Une des priorités de la présidente du FN : rompre avec le FN paternel, notamment en balayant toute suspicion d’antisémitisme. Dans un entretien paru dans l’hebdomadaire Valeurs actuelles (19 juin 2014), Marine Le Pen s’exprime peu après le énième dérapage de son père. Elle souhaite remettre les choses à leur place. Non seulement, affirme-t-elle, le FN n’est pas un adversaire des Juifs mais il est, « dans l’avenir, le meilleur bouclier pour (les) protéger ». L'exclusion de Jean-Marie Le Pen ne tarde pas. Elle entend symboliser la fin d'un compagnonnage incompatible avec les ambitions politiques du FN des années 2010.

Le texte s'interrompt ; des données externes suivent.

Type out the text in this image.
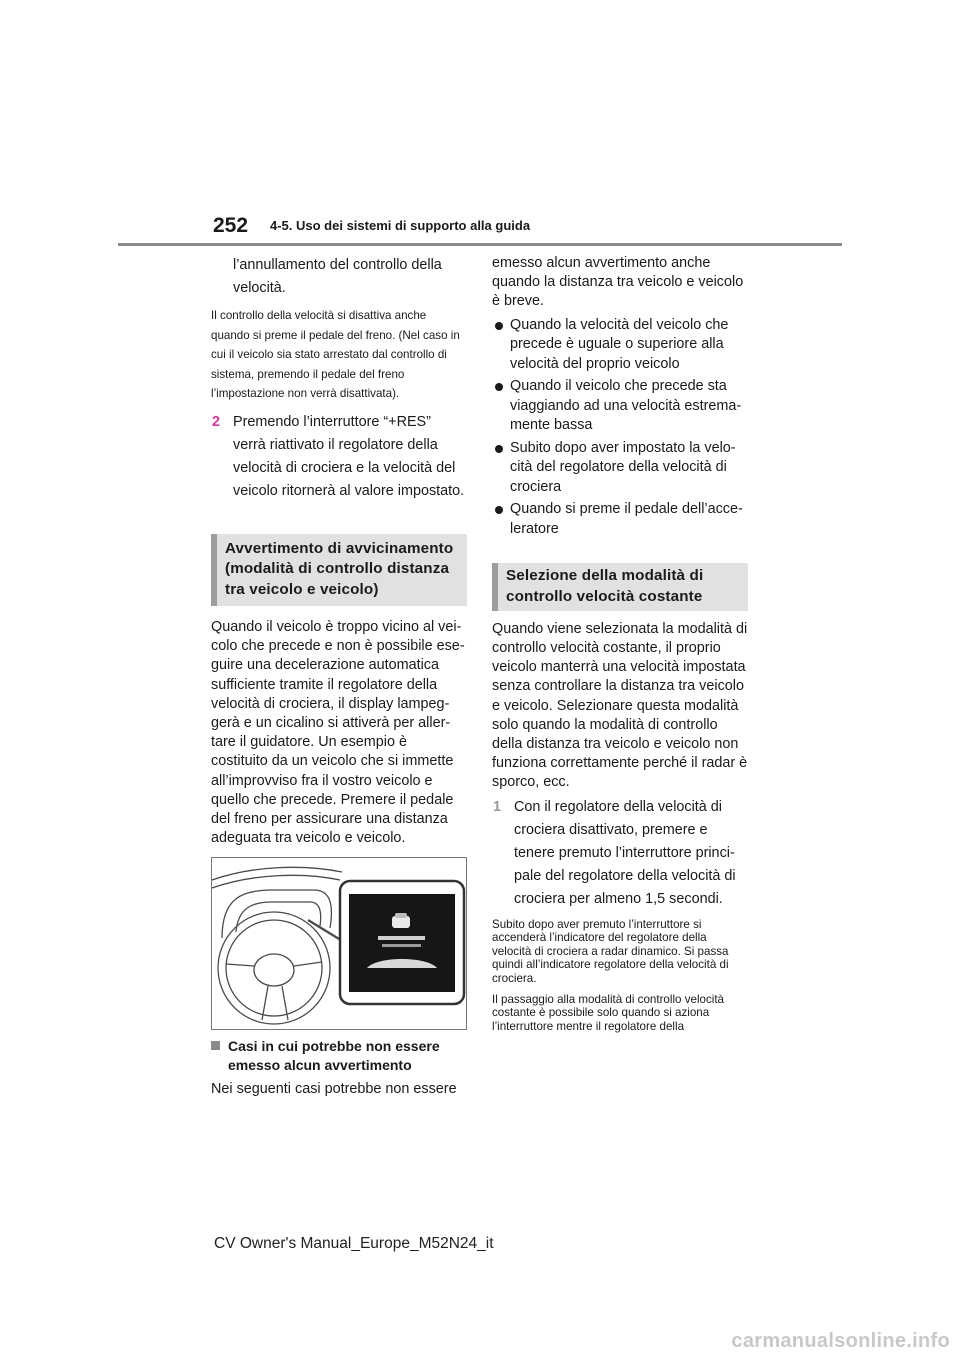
252 4-5. Uso dei sistemi di supporto alla guida

l’annullamento del controllo della

velocità.

Il controllo della velocità si disattiva anche quando si preme il pedale del freno. (Nel caso in cui il veicolo sia stato arrestato dal controllo di sistema, premendo il pedale del freno l’impostazione non verrà disattivata).

2 Premendo l’interruttore “+RES” verrà riattivato il regolatore della velocità di crociera e la velocità del veicolo ritornerà al valore impostato.
Avvertimento di avvicinamento (modalità di controllo distanza tra veicolo e veicolo)

Quando il veicolo è troppo vicino al veicolo che precede e non è possibile eseguire una decelerazione automatica sufficiente tramite il regolatore della velocità di crociera, il display lampeggerà e un cicalino si attiverà per allertare il guidatore. Un esempio è costituito da un veicolo che si immette all’improvviso fra il vostro veicolo e quello che precede. Premere il pedale del freno per assicurare una distanza adeguata tra veicolo e veicolo.

Casi in cui potrebbe non essere emesso alcun avvertimento

Nei seguenti casi potrebbe non essere

emesso alcun avvertimento anche quando la distanza tra veicolo e veicolo è breve.

Quando la velocità del veicolo che precede è uguale o superiore alla velocità del proprio veicolo

Quando il veicolo che precede sta viaggiando ad una velocità estremamente bassa

Subito dopo aver impostato la velocità del regolatore della velocità di crociera

Quando si preme il pedale dell’acceleratore

Selezione della modalità di controllo velocità costante

Quando viene selezionata la modalità di controllo velocità costante, il proprio veicolo manterrà una velocità impostata senza controllare la distanza tra veicolo e veicolo. Selezionare questa modalità solo quando la modalità di controllo della distanza tra veicolo e veicolo non funziona correttamente perché il radar è sporco, ecc.

1 Con il regolatore della velocità di crociera disattivato, premere e tenere premuto l’interruttore principale del regolatore della velocità di crociera per almeno 1,5 secondi.

Subito dopo aver premuto l’interruttore si accenderà l’indicatore del regolatore della velocità di crociera a radar dinamico. Si passa quindi all’indicatore regolatore della velocità di crociera.

Il passaggio alla modalità di controllo velocità costante è possibile solo quando si aziona l’interruttore mentre il regolatore della

CV Owner's Manual_Europe_M52N24_it
carmanualsonline.info
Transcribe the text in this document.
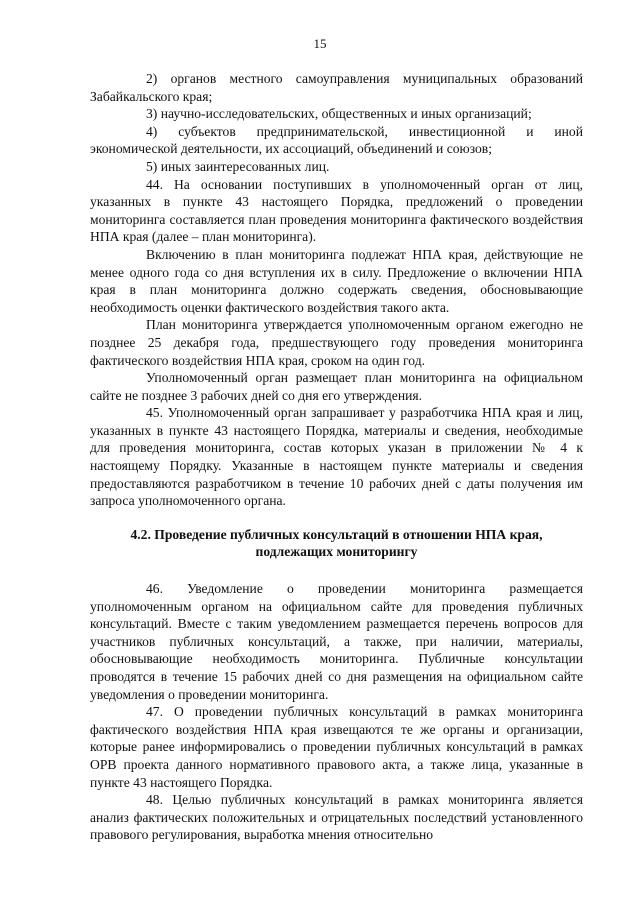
15

2) органов местного самоуправления муниципальных образований Забайкальского края;

3) научно-исследовательских, общественных и иных организаций;

4) субъектов предпринимательской, инвестиционной и иной экономической деятельности, их ассоциаций, объединений и союзов;

5) иных заинтересованных лиц.

44. На основании поступивших в уполномоченный орган от лиц, указанных в пункте 43 настоящего Порядка, предложений о проведении мониторинга составляется план проведения мониторинга фактического воздействия НПА края (далее – план мониторинга).

Включению в план мониторинга подлежат НПА края, действующие не менее одного года со дня вступления их в силу. Предложение о включении НПА края в план мониторинга должно содержать сведения, обосновывающие необходимость оценки фактического воздействия такого акта.

План мониторинга утверждается уполномоченным органом ежегодно не позднее 25 декабря года, предшествующего году проведения мониторинга фактического воздействия НПА края, сроком на один год.

Уполномоченный орган размещает план мониторинга на официальном сайте не позднее 3 рабочих дней со дня его утверждения.

45. Уполномоченный орган запрашивает у разработчика НПА края и лиц, указанных в пункте 43 настоящего Порядка, материалы и сведения, необходимые для проведения мониторинга, состав которых указан в приложении № 4 к настоящему Порядку. Указанные в настоящем пункте материалы и сведения предоставляются разработчиком в течение 10 рабочих дней с даты получения им запроса уполномоченного органа.

4.2. Проведение публичных консультаций в отношении НПА края,
подлежащих мониторингу

46. Уведомление о проведении мониторинга размещается уполномоченным органом на официальном сайте для проведения публичных консультаций. Вместе с таким уведомлением размещается перечень вопросов для участников публичных консультаций, а также, при наличии, материалы, обосновывающие необходимость мониторинга. Публичные консультации проводятся в течение 15 рабочих дней со дня размещения на официальном сайте уведомления о проведении мониторинга.

47. О проведении публичных консультаций в рамках мониторинга фактического воздействия НПА края извещаются те же органы и организации, которые ранее информировались о проведении публичных консультаций в рамках ОРВ проекта данного нормативного правового акта, а также лица, указанные в пункте 43 настоящего Порядка.

48. Целью публичных консультаций в рамках мониторинга является анализ фактических положительных и отрицательных последствий установленного правового регулирования, выработка мнения относительно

La campagne pour la présidentielle de 2017 suit le chemin entamé depuis un long moment. La « dédiabolisation du FN ne porte que sur l’antisémitisme », expliquait en 2013 Louis Aliot, un des principaux artisans de cette tentative de rapprochement. Dans The Jerusalem Post, le vice-président du FN revient d'ailleurs sur son grand-père maternel, juif d'Algérie, André Salomon Sultan. À sa mort, rapporte Louis Aliot, c’est lui qui a hérité de « l’étoile de David (qu’il) portait autour du cou ».

Marine Le Pen se rendra-t-elle en Israël en 2017 ? Peu probable... Mais d'autres envisagent sérieusement un déplacement dans ce pays. Marion Maréchal Le Pen l'avait prévu en début d'année. Sa tante lui a fait comprendre qu'il n'en était pas question. Il semblerait que la députée du Vaucluse n'ait pas totalement abandonné son idée. Quant à Gilbert Collard, il pourrait s'y rendre en juin en vue d’une « normalisation des relations entre Israël et le Front National »... et, à plus long terme, pour préparer un éventuel « voyage de Marine Le Pen à Jérusalem ».